The first two lines in the code are a particular highlight. These lines are actually an anti-evasion technique used to identify whether the file is facing a human or a machine (a sandbox). The GET.WORKSPACE() command gathers information about the properties of the environment. Each property is referenced by a number.

The documentation for the two investigated properties is as follows:

  • 19: If a mouse is present, returns TRUE; otherwise, returns FALSE.
  • 42: If your computer is capable of playing sounds, returns TRUE; otherwise, return FALSE.

These two properties, when being negative, are a fairly good indication for the malware to “understand” if it run inside a sandbox. Hence, the =IF(GET.WORKSPACE(19),,CLOSE(TRUE)) statement basically means that if the code is running inside a sandbox, it needs to “bail-out”, and avoid continuing to the malicious parts of the macro. This allows the sample to evade some dynamic security products that lack the proper emulation of such characteristics.

Perception Point is not a “malware analysis” company (see more about how we’re different here) so we will not continue to analyze the rest of the macro, though it’s not complicated. Our main goal is to show highlight the anti-sandbox trick, which would have probably succeeded in bypassing most sandbox-based security solutions.

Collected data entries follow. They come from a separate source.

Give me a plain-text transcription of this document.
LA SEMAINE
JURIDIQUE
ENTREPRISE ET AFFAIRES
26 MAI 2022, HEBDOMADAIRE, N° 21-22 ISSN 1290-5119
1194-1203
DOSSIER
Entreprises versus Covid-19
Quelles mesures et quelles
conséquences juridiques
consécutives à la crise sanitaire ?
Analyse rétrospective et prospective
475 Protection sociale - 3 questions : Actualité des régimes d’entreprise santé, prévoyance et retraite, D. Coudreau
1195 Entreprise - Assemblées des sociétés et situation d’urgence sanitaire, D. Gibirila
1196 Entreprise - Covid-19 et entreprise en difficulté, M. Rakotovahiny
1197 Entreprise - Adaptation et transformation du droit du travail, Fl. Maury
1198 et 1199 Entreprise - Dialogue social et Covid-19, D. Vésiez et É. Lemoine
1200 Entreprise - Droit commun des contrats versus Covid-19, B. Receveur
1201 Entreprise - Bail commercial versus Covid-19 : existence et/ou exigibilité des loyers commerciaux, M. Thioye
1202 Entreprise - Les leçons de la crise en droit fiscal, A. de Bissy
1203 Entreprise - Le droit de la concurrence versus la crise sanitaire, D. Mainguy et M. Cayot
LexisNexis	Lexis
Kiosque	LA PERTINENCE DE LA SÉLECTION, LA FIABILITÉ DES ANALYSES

The utilization of Excel 4.0 macros shows again how leveraging this aging Excel-specific technique can pose difficulties in intercepting the malware (and further analyzing it). Unless specific knowledge of such techniques is implemented in the security product in advance, there is a better chance that only a next-gen dynamic analysis will detect such an attack. Only solutions that implemented anti-evasion techniques in the core of their system will be able to intercept the attack well before it’s being downloaded and executed.